Exercise routines distributed by radio

Two men do rajio taisō in a park

Radio calisthenics (ラジオ体操, rajio taisō) are warm-up calisthenics performed to music and guidance from radio broadcasts. Originating from the United States, they are popular in Japan and parts of China, North Korea and Taiwan.

==United States==
The idea for radio broadcast calisthenics came from "setting-up exercises" broadcast in US radio stations as early as 1923 in Boston (in WGI). The longest-lasting of these setting-up exercise broadcasts was sponsored by the Metropolitan Life Insurance Company (now MetLife), which sponsored the setting-up exercise broadcasts in WEAF in New York which premiered in April 1925. The MetLife-sponsored program—officially known as the Metropolitan Life Health Exercises but later known as the "Tower Health Exercises", after the tower where the exercises were broadcast from—was also broadcast in WCAP in Washington, D.C., and WEEI in Boston, among others.

==Japan==
In Japan, radio calisthenics are broadcast to music on public NHK radio and television early in the morning, and is a rare example of a sponsored program in the NHK (the sponsor being the Japan Post Insurance Co.). ラジオ体操 (Rajio taisō) were introduced to Japan in 1928 as a commemoration of the enthronement of Emperor Hirohito; an employee of the Japanese postal insurance division (predecessor to the Japan Post Insurance Co.)—originally dispatched to MetLife to study the insurance system in the US—found out about the Tower Health Exercises and immediately brought samples of the exercises from MetLife back to Japan.

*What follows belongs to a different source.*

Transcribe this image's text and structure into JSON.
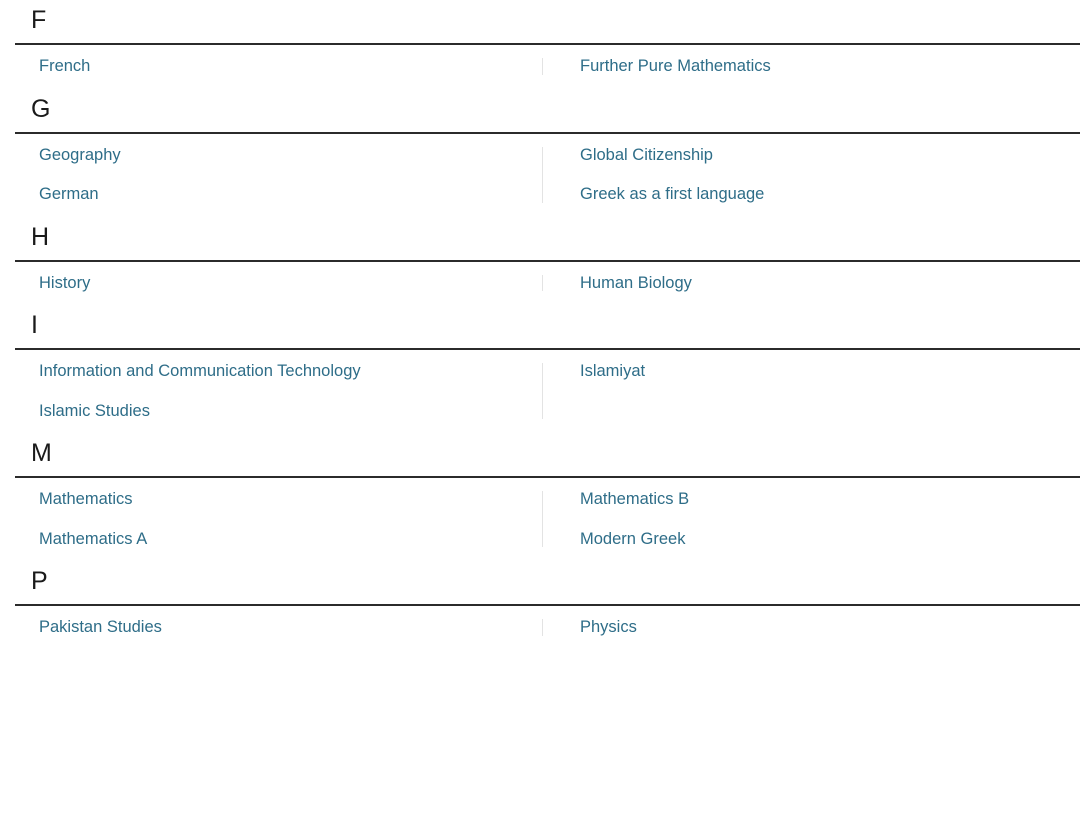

The exercises were widely used to improve the overall health of the Japanese soldiers both at home and abroad during the 1930s and 1940s. The exercises were introduced to several other pacific nations, including Taiwan, Hong Kong and Indonesia during Japan's colonization period.

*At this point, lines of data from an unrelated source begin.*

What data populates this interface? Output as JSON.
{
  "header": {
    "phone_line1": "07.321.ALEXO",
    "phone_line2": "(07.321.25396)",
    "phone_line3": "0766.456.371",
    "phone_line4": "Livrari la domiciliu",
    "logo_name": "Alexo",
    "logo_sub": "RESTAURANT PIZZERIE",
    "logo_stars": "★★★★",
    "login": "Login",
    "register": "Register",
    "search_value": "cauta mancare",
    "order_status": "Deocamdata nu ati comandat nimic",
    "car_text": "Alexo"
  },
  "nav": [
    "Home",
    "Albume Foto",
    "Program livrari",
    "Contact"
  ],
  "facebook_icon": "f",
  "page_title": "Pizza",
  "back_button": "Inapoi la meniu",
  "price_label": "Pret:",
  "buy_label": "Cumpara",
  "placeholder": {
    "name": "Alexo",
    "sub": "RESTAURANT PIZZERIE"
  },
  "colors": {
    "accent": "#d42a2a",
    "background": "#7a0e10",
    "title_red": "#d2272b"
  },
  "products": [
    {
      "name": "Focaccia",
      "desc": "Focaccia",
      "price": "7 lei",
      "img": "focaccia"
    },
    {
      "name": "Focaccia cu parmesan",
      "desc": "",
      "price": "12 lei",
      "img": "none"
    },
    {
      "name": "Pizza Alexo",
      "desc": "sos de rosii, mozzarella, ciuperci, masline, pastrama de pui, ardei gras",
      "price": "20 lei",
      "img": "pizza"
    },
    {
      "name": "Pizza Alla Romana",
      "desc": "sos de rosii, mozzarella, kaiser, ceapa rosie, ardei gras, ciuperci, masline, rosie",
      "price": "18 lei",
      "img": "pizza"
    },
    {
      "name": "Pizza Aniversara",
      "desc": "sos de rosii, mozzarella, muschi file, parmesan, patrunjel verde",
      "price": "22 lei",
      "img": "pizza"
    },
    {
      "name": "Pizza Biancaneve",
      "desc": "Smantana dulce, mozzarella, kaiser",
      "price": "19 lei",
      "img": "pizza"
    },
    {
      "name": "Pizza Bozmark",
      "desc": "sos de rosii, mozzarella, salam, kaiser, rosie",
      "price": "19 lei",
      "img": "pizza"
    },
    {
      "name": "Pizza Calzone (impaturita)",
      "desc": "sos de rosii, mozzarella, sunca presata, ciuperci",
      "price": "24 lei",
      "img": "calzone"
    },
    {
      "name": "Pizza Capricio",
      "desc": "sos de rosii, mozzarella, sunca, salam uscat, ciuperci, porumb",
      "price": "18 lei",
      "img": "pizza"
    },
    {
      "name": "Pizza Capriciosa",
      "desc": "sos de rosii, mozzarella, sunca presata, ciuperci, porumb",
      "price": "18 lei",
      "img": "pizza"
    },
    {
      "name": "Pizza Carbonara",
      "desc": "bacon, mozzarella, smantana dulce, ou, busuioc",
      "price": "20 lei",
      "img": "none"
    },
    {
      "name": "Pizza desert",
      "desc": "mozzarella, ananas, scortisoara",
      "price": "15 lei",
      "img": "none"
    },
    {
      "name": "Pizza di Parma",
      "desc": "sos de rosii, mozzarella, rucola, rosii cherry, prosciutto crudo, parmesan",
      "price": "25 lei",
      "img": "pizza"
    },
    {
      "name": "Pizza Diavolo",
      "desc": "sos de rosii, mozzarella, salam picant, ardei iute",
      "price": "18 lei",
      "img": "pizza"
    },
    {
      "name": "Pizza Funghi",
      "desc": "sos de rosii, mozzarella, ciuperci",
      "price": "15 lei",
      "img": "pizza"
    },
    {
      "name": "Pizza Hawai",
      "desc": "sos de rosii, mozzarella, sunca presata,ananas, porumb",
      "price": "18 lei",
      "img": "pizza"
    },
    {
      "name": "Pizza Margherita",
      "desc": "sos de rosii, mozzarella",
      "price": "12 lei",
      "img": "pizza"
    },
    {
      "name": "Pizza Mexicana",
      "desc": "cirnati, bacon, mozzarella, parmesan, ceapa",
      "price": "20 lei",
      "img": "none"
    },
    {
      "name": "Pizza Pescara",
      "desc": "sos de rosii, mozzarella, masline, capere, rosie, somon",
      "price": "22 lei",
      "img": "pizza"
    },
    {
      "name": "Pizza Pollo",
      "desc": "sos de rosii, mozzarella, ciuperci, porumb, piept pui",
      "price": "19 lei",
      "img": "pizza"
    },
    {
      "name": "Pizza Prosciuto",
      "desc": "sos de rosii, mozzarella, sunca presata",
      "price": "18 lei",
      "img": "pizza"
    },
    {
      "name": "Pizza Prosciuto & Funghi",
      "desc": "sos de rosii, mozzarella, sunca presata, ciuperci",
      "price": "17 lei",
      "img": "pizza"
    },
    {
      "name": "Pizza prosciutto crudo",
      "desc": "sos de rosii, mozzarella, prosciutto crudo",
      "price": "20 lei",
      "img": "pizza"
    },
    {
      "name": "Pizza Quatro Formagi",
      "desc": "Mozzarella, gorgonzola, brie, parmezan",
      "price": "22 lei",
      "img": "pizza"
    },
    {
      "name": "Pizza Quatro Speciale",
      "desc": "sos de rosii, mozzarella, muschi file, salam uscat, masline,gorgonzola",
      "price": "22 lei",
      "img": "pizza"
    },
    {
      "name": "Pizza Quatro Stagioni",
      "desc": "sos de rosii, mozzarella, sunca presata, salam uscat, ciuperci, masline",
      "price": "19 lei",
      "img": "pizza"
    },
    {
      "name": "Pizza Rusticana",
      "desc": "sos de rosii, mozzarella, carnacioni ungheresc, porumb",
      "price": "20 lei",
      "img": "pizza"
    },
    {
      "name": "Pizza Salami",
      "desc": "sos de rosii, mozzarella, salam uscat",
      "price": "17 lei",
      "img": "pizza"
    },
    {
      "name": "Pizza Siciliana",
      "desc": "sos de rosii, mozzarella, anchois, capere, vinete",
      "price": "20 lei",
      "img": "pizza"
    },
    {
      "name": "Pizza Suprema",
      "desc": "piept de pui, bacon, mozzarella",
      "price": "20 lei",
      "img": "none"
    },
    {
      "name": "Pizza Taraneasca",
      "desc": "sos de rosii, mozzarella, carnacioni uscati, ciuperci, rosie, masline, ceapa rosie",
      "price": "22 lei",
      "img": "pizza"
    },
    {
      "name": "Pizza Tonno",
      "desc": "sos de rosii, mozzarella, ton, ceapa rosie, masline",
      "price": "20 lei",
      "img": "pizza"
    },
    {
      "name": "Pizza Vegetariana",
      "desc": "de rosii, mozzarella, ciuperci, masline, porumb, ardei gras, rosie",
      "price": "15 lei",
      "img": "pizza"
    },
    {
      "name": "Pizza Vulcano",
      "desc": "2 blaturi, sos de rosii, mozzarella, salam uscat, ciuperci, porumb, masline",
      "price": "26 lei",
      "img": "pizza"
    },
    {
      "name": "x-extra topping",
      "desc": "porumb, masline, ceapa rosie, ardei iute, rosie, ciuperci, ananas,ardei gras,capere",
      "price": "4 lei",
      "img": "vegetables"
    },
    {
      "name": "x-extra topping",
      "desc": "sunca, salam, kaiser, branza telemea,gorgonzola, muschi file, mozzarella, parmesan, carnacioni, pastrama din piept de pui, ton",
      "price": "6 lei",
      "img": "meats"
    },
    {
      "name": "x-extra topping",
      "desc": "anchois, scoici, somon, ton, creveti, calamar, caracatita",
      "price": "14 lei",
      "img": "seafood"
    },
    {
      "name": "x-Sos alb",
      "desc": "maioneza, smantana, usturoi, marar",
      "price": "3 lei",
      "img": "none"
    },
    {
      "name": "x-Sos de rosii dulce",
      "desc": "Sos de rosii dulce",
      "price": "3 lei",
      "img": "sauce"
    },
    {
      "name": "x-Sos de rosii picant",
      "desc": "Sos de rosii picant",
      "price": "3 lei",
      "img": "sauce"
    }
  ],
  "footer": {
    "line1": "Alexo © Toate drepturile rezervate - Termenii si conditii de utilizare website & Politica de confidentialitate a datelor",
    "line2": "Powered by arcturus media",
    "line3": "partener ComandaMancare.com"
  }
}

After Japan's defeat in 1945, the broadcasts were banned by the occupying powers for being too militaristic in nature. After several rewrites to the exercise routine, it was reintroduced by NHK radio in 1951 with the support of the education ministry, health ministry, the Japan Gymnastic Association and the Japan Recreation Association.

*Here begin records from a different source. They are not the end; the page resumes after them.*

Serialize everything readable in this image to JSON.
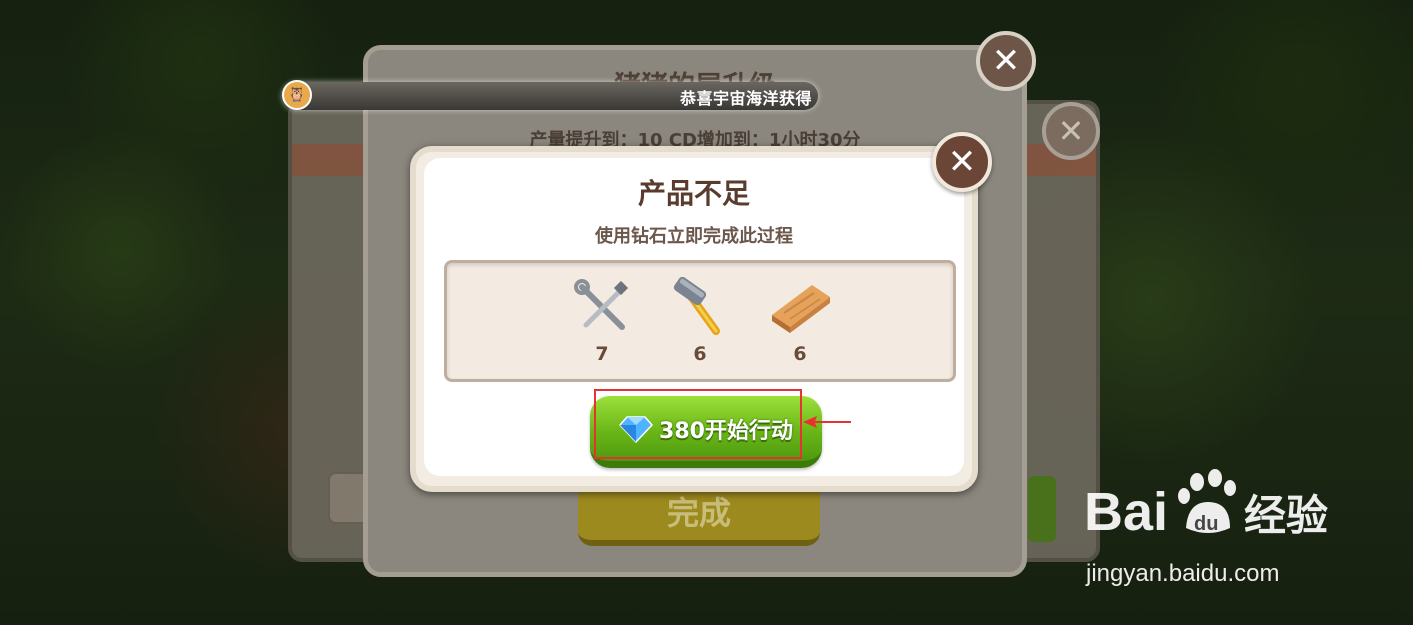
{
  "notice": {
    "text": "恭喜宇宙海洋获得"
  },
  "back_dialog": {
    "title": "猪猪的屋升级",
    "subtitle": "产量提升到：10   CD增加到：1小时30分",
    "done_label": "完成"
  },
  "dialog": {
    "title": "产品不足",
    "subtitle": "使用钻石立即完成此过程",
    "items": [
      {
        "icon": "screwdriver-and-wrench-icon",
        "count": "7"
      },
      {
        "icon": "hammer-icon",
        "count": "6"
      },
      {
        "icon": "wood-plank-icon",
        "count": "6"
      }
    ],
    "action_label": "380开始行动"
  },
  "watermark": {
    "logo_text": "Bai 经验",
    "url": "jingyan.baidu.com"
  },
  "colors": {
    "button_green": "#6ab618",
    "title_brown": "#5a3c2e",
    "highlight_red": "#e83232"
  }
}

Radio taisō is still used at schools as a warm up for physical education classes and during sports day activities. It is also implemented by some companies as a way of building morale and a sense of group unity, as well as to raise energy levels and encourage good health.

==China==
China also has such calisthenics. They have been mandatory in some regions since 2010. Originally they were introduced by Mao Zedong in 1951 but the broadcasts are now run by the General Administration of Sport of China.

== Great Britain ==

In December 1939, the BBC introduced 10 minute radio calisthenic programmes. They were titled 'Up in the Morning Early' and were broadcast on the Home Service at 7:35 Monday to Saturday. Monday, Wednesday and Friday's programmes were aimed at men and Tuesday, Thursday and Saturday's for women.